Review of Jailbreaks: 99 Canadian Sonnets in The Pacific Rim Review of Books 11, Spring 2009
Shall I Compare Thee to a Beaver's Pelt?
Hilary Turner
Poets writing in English have had a long and unlikely love affair with the sonnet.
The form probably originated among the French troubadours of the twelfth century,
but was appropriated and revised by Italian poets of the early Renaissance. The most
illustrious of these, Francesco Petrarca, overlaid on the form's fourteen-line structure
and rigid rhyme scheme a rich lexicon of metaphors for the ironies of love. Petrarchan
love is a sickness, a wound, an inspiration, a battle, a delight, and an agony;
it is both cosmic and private, both life-giving and fatal. Formally and thematically,
the sonnet has always entailed a fine balance of opposites.

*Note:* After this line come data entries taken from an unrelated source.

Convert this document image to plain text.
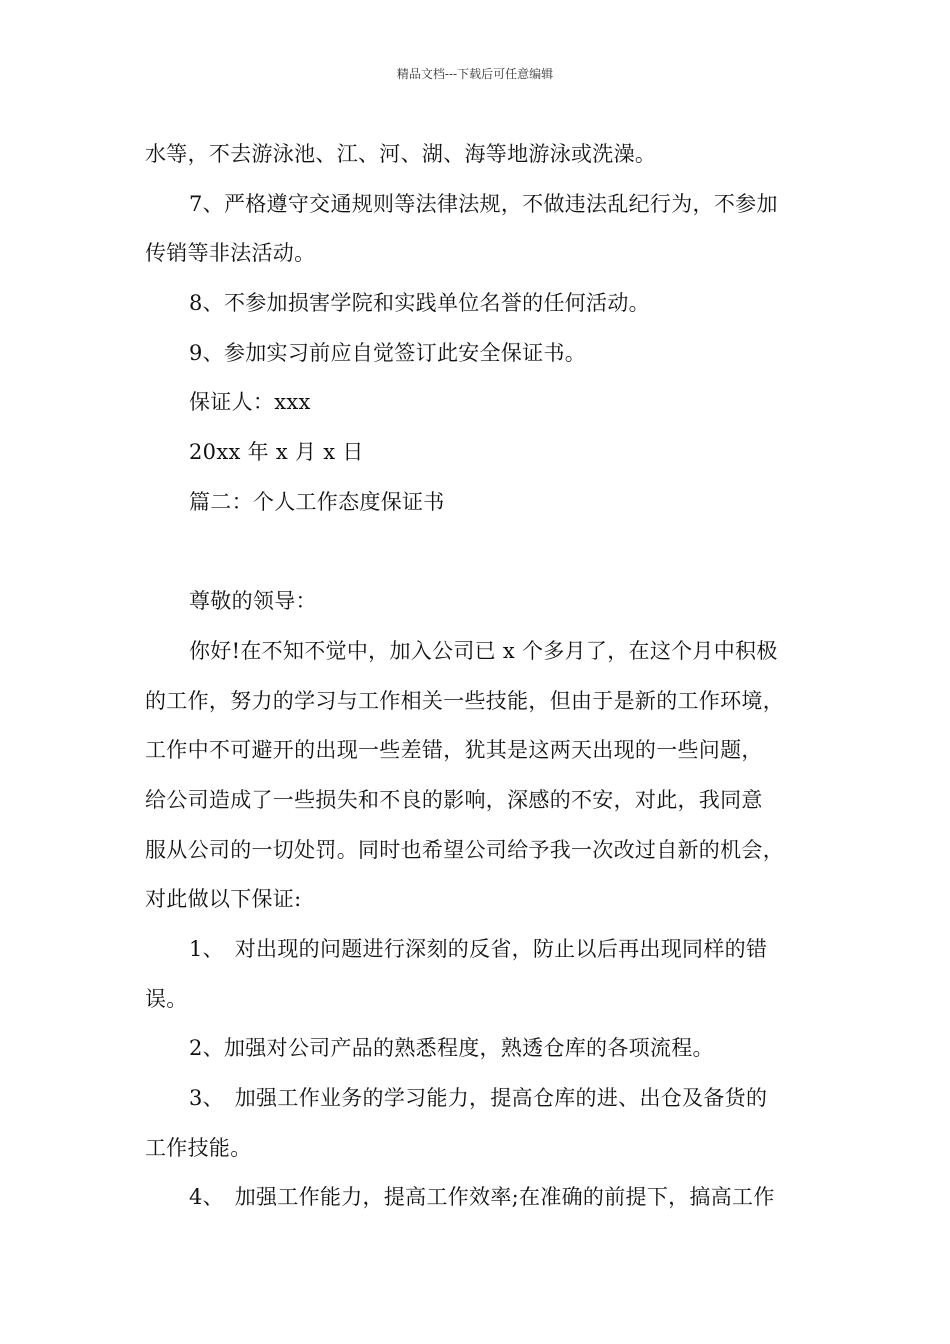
精品文档---下载后可任意编辑
水等，不去游泳池、江、河、湖、海等地游泳或洗澡。
7、严格遵守交通规则等法律法规，不做违法乱纪行为，不参加
传销等非法活动。
8、不参加损害学院和实践单位名誉的任何活动。
9、参加实习前应自觉签订此安全保证书。
保证人：xxx
20xx 年 x 月 x 日
篇二：个人工作态度保证书
尊敬的领导：
你好!在不知不觉中，加入公司已 x 个多月了，在这个月中积极
的工作，努力的学习与工作相关一些技能，但由于是新的工作环境，
工作中不可避开的出现一些差错，犹其是这两天出现的一些问题，
给公司造成了一些损失和不良的影响，深感的不安，对此，我同意
服从公司的一切处罚。同时也希望公司给予我一次改过自新的机会，
对此做以下保证:
1、　对出现的问题进行深刻的反省，防止以后再出现同样的错
误。
2、加强对公司产品的熟悉程度，熟透仓库的各项流程。
3、　加强工作业务的学习能力，提高仓库的进、出仓及备货的
工作技能。
4、　加强工作能力，提高工作效率;在准确的前提下，搞高工作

Not coincidentally, its established combination of brevity, rigor, and paradox makes
the sonnet the most difficult of fixed forms. Because it captures energy within
strict convention, the form compels the poet to dance nimbly in chains. For obvious
reasons, the transmutation of Italian sensibilities into the syntax and idiom of
English poetry was not achieved without strain. In fact, it is arguable that the
enthusiastic adoption of the sonnet form in the 1590s by such poets as Wyatt, Surrey,
and Sidney, did more to revolutionize English prosody and poetics than it did to
transform the sonnet itself.
Nevertheless, as Zachariah Wells declares in his Introduction to this small anthology,
"a good poet can take liberties-often outrageous ones-with a sonnet's structure,
without destroying the sonnet's essence." By choosing the title "Jailbreaks," a
figure borrowed from Margaret Avison's "Snow," one of the gems of the volume, Wells
draws attention to the irresistible lure of writing against the constraints of form.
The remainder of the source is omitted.